The red bike in the lead photo is a special production motorcycle sold by Honda UK. It’s called the CB1100 RS 5Four, and they’re only making 54 of them in a collaboration with 5Four Motorcycles.
With such limited production and hefty price tags (just over $20,000), these are the kinds of bikes you might see on Iconic Motorbike Auctions someday.
The latest generation of CB1100 first landed on our shores in 2013, and it only stuck around for a few years. (I’ll save discussion of the very '80s CB1100Fs for another time.) They didn’t prove to be very popular, and if I was Honda, I’d be a little confused by that. Riders who’d loved Honda’s old-school, air-cooled fours kept asking for a reintroduction. “Just make them like you used to! Simple! Classic! A modernized CB750!”
Arguably, that’s exactly what the CB1100 was: an oil-and-air-cooled, 1,140 cc successor to the CBs of old. It packed a few modern tricks, though, like four valves per cylinder, dual overhead cams, and fuel injection. An RS version was released in some markets with better suspension and brakes. Despite all this, 2017 was the last model year sold here. You can scoop them up now for MT-07 prices.
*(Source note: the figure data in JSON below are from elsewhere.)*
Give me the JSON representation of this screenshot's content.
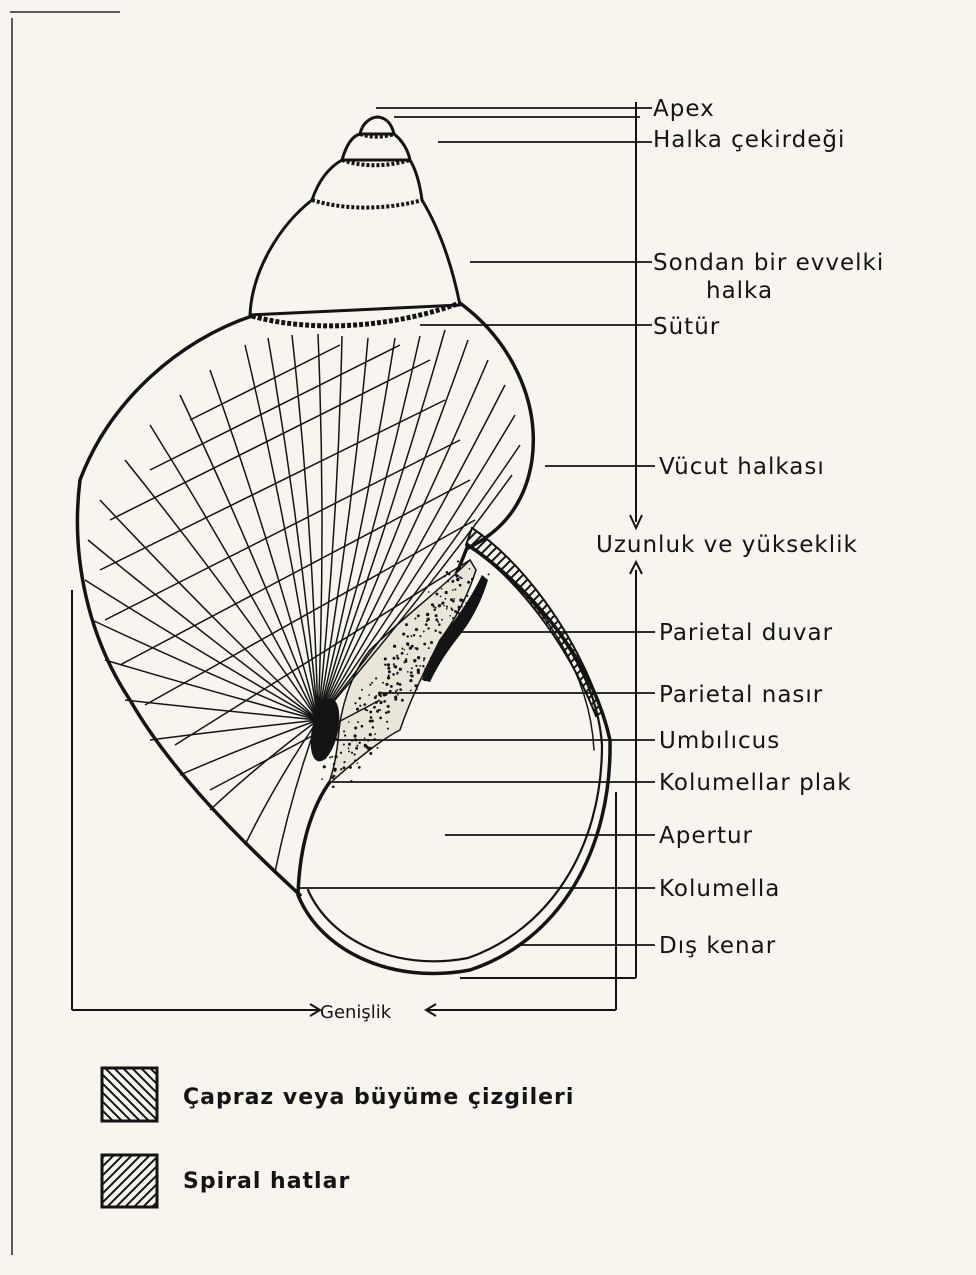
{
  "labels": {
    "apex": "Apex",
    "halka_cekirdegi": "Halka çekirdeği",
    "sondan_line1": "Sondan bir evvelki",
    "sondan_line2": "halka",
    "sutur": "Sütür",
    "vucut_halkasi": "Vücut halkası",
    "uzunluk": "Uzunluk ve yükseklik",
    "parietal_duvar": "Parietal duvar",
    "parietal_nasir": "Parietal nasır",
    "umbilicus": "Umbılıcus",
    "kolumellar_plak": "Kolumellar plak",
    "apertur": "Apertur",
    "kolumella": "Kolumella",
    "dis_kenar": "Dış kenar",
    "genislik": "Genişlik"
  },
  "legend": [
    {
      "pattern": "cross-hatch-backslash",
      "label": "Çapraz veya büyüme çizgileri"
    },
    {
      "pattern": "hatch-slash",
      "label": "Spiral hatlar"
    }
  ],
  "colors": {
    "ink": "#141414",
    "paper": "#f7f5ee"
  }
}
I wouldn’t call the CB1100 a failure. I think Honda expected to sell more of their neo-UJMs, though. What happened? Was this another case of riders not buying what they said they’d buy? Was the model introduced too late in the cafe craze to catch on? Or were there just too many compelling options from other manufacturers, especially for the money ($12,199)?
Probably a combination of all those things. Japan and Europe seemed to like them, but Americans seem to have wanted something else. And I think Honda UK might have posthumously pushed the CB1100 in the right direction. I’ll let Honda’s video do the explaining.
So, would releasing a cafe version have moved more units? I think so. 5Four’s RS would be pretty hard to walk past on the showroom floor if you were shopping retro. And plenty of American riders were shopping retro in 2013 through 2017. That segment isn’t slowing down, either.
The history of motorcycling is full of great what-ifs. The creation and subsequent disappearance of the CB1100 isn’t exactly one of them, but maybe if Honda had built a sportier RS variant along the lines of the RS 5Four in the first place, they might have beaten Kawasaki’s Z900RS to the punch by four years. And, possibly a hot take, I’d rather have the Honda.
The silver lining? Part of a UJM's appeal is that you can customize it in infinite ways, but hacking up a new CB1100 you just dropped 12 grand on wasn't something many people would do without pause. But now, standard CB1100s are going for half of what they once retailed for. Build what you want.